The Department of Justice, through Assistant Attorney General Harmeet Dhillon, has publicly declared it will continue to pursue criminal charges related to the disruption at Cities Church in St. Paul — and singled out Don Lemon as a subject of that scrutiny. Dhillon told interviewers the department sees potential violations of statutes used in past protest prosecutions and pointed to social-media admissions she says undercut a journalistic defense.
But a federal magistrate judge recently declined to sign off on the particular complaint seeking charges against Lemon, a development that raises real questions about the strength of the DOJ’s initial presentation. That procedural rebuke does not end the matter; prosecutors can still pursue a grand jury or rework their filings, and the dispute now reads as much like a legal skirmish as a substantive win for press immunity.
Reports show federal agents did arrest several participants in the church disruption, and the docket briefly listed Lemon before his name disappeared from public filings, suggesting the case is being handled with both publicity and caution. The DOJ’s posture — loudly promising prosecutions while being rebuffed by a judge — smells of politics as much as it does law. Conservatives should be vigilant about politicized enforcement, but they should also insist that violations of worship and private safety be taken seriously, no matter who’s involved.
Lemon’s defenders insist his presence was journalistic, while prosecutors say his livestreaming and comments show foreknowledge and complicity — a factual fight that will determine whether this is protected reporting or coordinated disruption. Media elites cannot claim an automatic shield when footage and statements suggest active planning; if journalism becomes a license to terrorize congregations, we will see a dangerous and destructive precedent.

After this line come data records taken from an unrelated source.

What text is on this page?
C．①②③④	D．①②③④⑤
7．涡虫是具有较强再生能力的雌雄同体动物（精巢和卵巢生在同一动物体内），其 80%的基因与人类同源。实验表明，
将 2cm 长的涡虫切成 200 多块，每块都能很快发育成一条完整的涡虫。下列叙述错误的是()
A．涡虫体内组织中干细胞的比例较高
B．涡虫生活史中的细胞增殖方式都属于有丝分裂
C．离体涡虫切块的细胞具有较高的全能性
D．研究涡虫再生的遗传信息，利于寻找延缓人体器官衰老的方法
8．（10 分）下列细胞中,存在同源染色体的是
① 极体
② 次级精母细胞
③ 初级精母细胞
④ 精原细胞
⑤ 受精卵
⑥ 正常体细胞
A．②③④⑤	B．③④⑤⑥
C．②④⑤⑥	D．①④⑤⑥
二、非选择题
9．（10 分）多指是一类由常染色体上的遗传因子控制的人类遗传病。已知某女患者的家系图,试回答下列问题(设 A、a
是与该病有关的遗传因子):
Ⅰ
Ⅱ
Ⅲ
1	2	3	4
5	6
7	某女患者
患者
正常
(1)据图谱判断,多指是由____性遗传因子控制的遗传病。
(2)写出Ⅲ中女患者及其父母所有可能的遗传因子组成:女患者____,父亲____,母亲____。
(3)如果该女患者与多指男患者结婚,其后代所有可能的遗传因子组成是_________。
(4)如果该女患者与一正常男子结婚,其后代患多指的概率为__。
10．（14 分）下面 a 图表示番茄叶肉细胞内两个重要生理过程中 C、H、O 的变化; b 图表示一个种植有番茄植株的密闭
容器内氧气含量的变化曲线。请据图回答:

The posture the DOJ has taken — invoking long-arm civil rights statutes and promising “zero tolerance” for attacks on houses of worship — is appropriate if applied uniformly, but troubling if wielded selectively as a tool of political theater. The public deserves a clean, transparent prosecution if the facts support it, and conservatives rightly should demand both accountability for those who violated sacred space and resistance to any appearance that justice is being weaponized for partisan ends.